Stonebraker and the CAP Theorem

Jeff Darcy November 5, 2009 12:57

Michael Stonebraker has lobbed a bomb into the NOSQL camp. He makes a perfectly good point that NOSQL has less to do with SQL than with ACID – a point I’ve tried to make many times myself, and which is reflected in the recent adoption of “Not Only SQL” as a preferred anti-acronym. Then he goes off the rails a bit by talking about scalability while showing no awareness of the CAP Theorem. The CAP Theorem is a classic triangle; you can have any two of Consistency, Availability, and Partitionability. Availability in this sense doesn’t mean eventual availability any more than consistency means eventual consistency; it means the timely availability of data when you ask for it. Similarly, partitionability doesn’t just mean that there are multiple nodes (that’s just scalability) but that some might be unreachable. I’m sure Stonebraker knows all this, but for some reason he seems to ignore it as he argues that you don’t need to sacrifice consistency for availability. He’s right . . . if you’re willing to sacrifice partitionability instead. He almost makes this connection when he points out that auto-sharding databases do exist and that many NOSQL stores do have distributed operation (i.e. partitionability) as a focus, but seemingly fails to appreciate the significance of that juxtaposition within a CAP conceptual framework. Yes, an auto-sharding database built with consideration for all of his four performance-limiting features can maintain C and A, but that was an obvious result already and it’s not relevant to the large number of NOSQL systems which are about A and P. (Some systems do concentrate on C and P, but they seem much less common or fashionable right now.) His supposed example is flawed not only by that, but also by the fact that of course an in-memory database will get great pseudo-TPC numbers. Unfortunately, real TPC results require durability and only a minority of serious real-world datasets will economically succumb to memory-based approaches unless and until CPU/memory/bandwidth balances change more than they have or are likely to. “Hooray” for those who can benefit, “who cares” for everyone else.

In the end, I think Stonebraker’s attempted criticism of NOSQL actually validates it. The flaws in his own “have your cake and eat it too” analysis show that CAP is very real, and that NOSQL folks are making a very reasonable choice when they choose to abandon C. It’s not the only reasonable choice, not even for the environments where those solutions are often developed (see Yahoo’s PNUTS for yet another perspective on the tradeoffs involved), but the people making it do know what they’re doing. Why can’t we all just get along?
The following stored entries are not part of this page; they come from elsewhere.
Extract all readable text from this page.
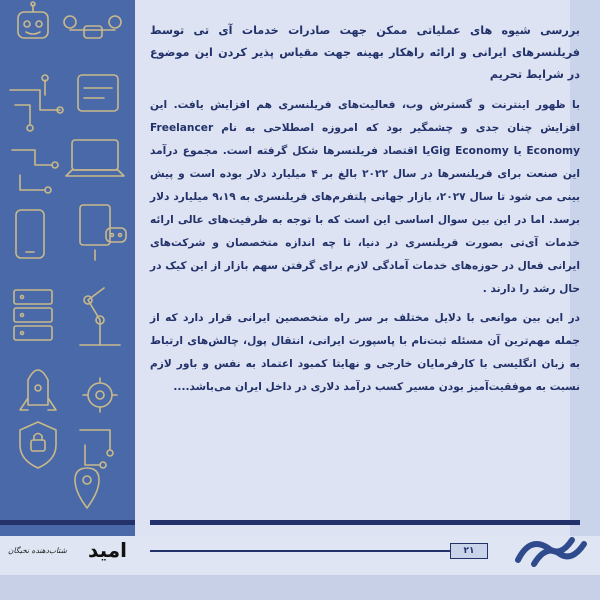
بررسی شیوه های عملیاتی ممکن جهت صادرات خدمات آی تی توسط فریلنسرهای ایرانی و ارائه راهکار بهینه جهت مقیاس پذیر کردن این موضوع در شرایط تحریم

با ظهور اینترنت و گسترش وب، فعالیت‌های فریلنسری هم افزایش یافت. این افزایش چنان جدی و چشمگیر بود که امروزه اصطلاحی به نام Freelancer Economy یا Gig Economyیا اقتصاد فریلنسرها شکل گرفته است. مجموع درآمد این صنعت برای فریلنسرها در سال ۲۰۲۲ بالغ بر ۴ میلیارد دلار بوده است و پیش بینی می شود تا سال ۲۰۲۷، بازار جهانی پلتفرم‌های فریلنسری به ۹،۱۹ میلیارد دلار برسد. اما در این بین سوال اساسی این است که با توجه به ظرفیت‌های عالی ارائه خدمات آی‌تی بصورت فریلنسری در دنیا، تا چه اندازه متخصصان و شرکت‌های ایرانی فعال در حوزه‌های خدمات آمادگی لازم برای گرفتن سهم بازار از این کیک در حال رشد را دارند .

در این بین موانعی با دلایل مختلف بر سر راه متخصصین ایرانی قرار دارد که از جمله مهم‌ترین آن مسئله ثبت‌نام با پاسپورت ایرانی، انتقال پول، چالش‌های ارتباط به زبان انگلیسی با کارفرمایان خارجی و نهایتا کمبود اعتماد به نفس و باور لازم نسبت به موفقیت‌آمیز بودن مسیر کسب درآمد دلاری در داخل ایران می‌باشد....

امید
شتاب‌دهنده نخبگان	۲۱
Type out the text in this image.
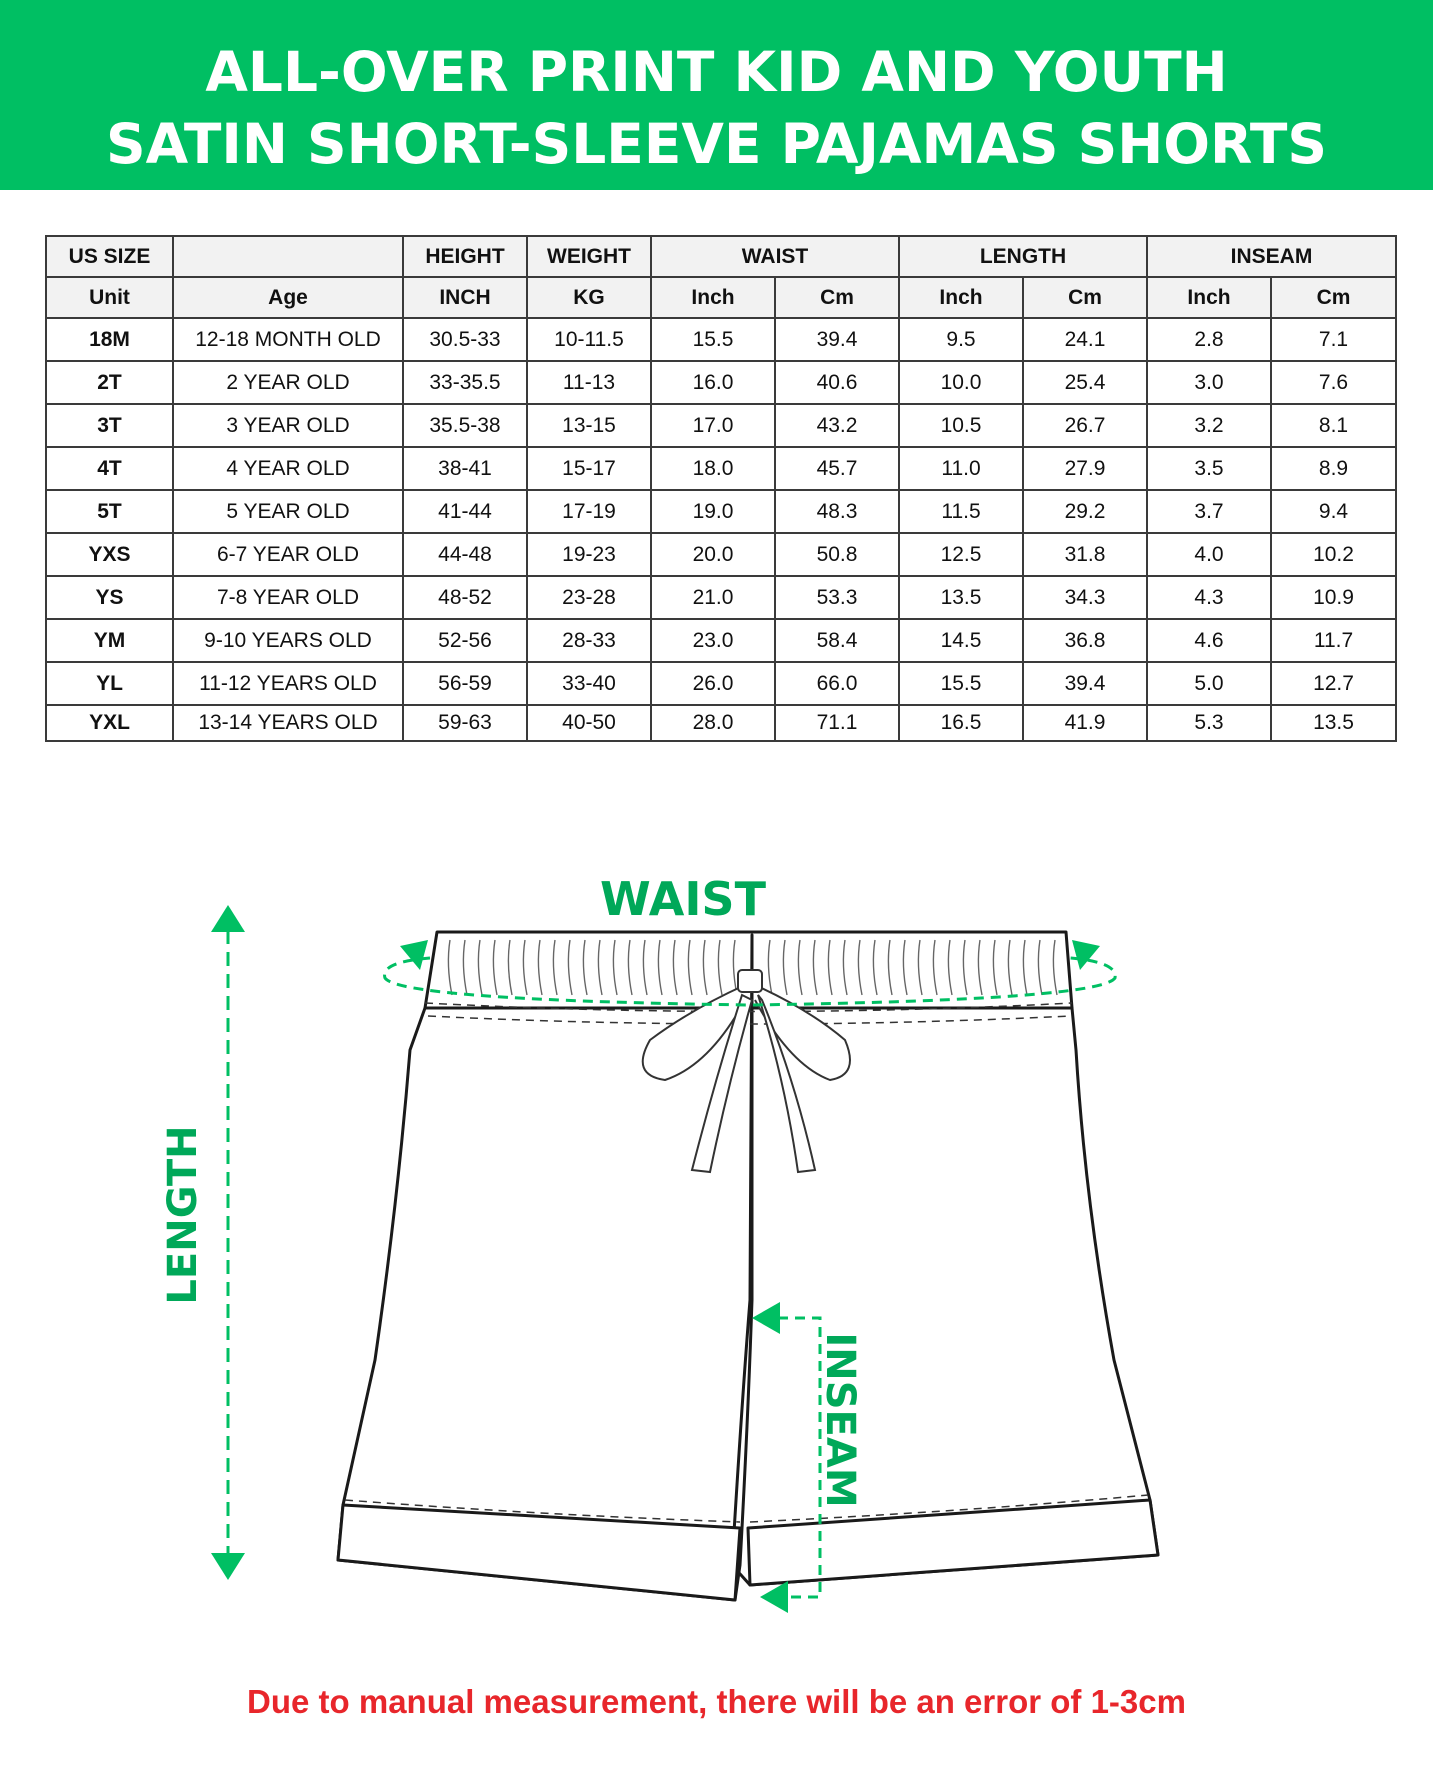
ALL-OVER PRINT KID AND YOUTH
SATIN SHORT-SLEEVE PAJAMAS SHORTS
US SIZE		HEIGHT	WEIGHT	WAIST		LENGTH		INSEAM	
Unit	Age	INCH	KG	Inch	Cm	Inch	Cm	Inch	Cm
18M	12-18 MONTH OLD	30.5-33	10-11.5	15.5	39.4	9.5	24.1	2.8	7.1
2T	2 YEAR OLD	33-35.5	11-13	16.0	40.6	10.0	25.4	3.0	7.6
3T	3 YEAR OLD	35.5-38	13-15	17.0	43.2	10.5	26.7	3.2	8.1
4T	4 YEAR OLD	38-41	15-17	18.0	45.7	11.0	27.9	3.5	8.9
5T	5 YEAR OLD	41-44	17-19	19.0	48.3	11.5	29.2	3.7	9.4
YXS	6-7 YEAR OLD	44-48	19-23	20.0	50.8	12.5	31.8	4.0	10.2
YS	7-8 YEAR OLD	48-52	23-28	21.0	53.3	13.5	34.3	4.3	10.9
YM	9-10 YEARS OLD	52-56	28-33	23.0	58.4	14.5	36.8	4.6	11.7
YL	11-12 YEARS OLD	56-59	33-40	26.0	66.0	15.5	39.4	5.0	12.7
YXL	13-14 YEARS OLD	59-63	40-50	28.0	71.1	16.5	41.9	5.3	13.5
WAIST
LENGTH
INSEAM
Due to manual measurement, there will be an error of 1-3cm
3 Responses to “Stonebraker and the CAP Theorem”

  1. Seanon 18 Nov 2009 at 12:42 am

    Great article!

    An interesting point that Justin Sheehy (@justinsheehy) made in his talk to no:sql(east) was that sacrificing consistency doesn’t mean you have license to lose data – just that you may not have the same version of data at all points in your system at all times. I think “data loss” is what people deep in OnlySQL think when they hear “eventual consistency”. He also told me in a private conversation that in the case of Riak and some other Dynamo-inspired stores, “eventual consistency” means milliseconds – not seconds or minutes.

    Also, he points out that CAP is not “pick two”, it’s “know your tradeoffs”. Riak and Dynomite are interesting because they let you choose which tradeoffs to make and tune the system to your application’s needs. Riak even lets you make some choices at runtime.

  2. Jeff Darcyon 18 Nov 2009 at 7:45 am

    Good points, Sean. I shouldn’t have said “abandon C” above; having made the same point myself in multiple presentations, I should know better. Thanks for the reminder.

  3. Nathan Fiedleron 20 Nov 2009 at 12:27 pm

    Thanks for writing this post. Since reading Stonebraker’s biased article I’ve wanted to write my own critique. What’s interesting is how he avoids any specifics and clearly ignores the flip side of the coin: the benefits you gain when making different choices. Dynamo (and it’s ilk) and Bigtable/HBase have a lot to offer and Stonebraker didn’t address that at all.

    It should be noted that Stonebraker has a vested interest in spreading the FUD on NoSQL.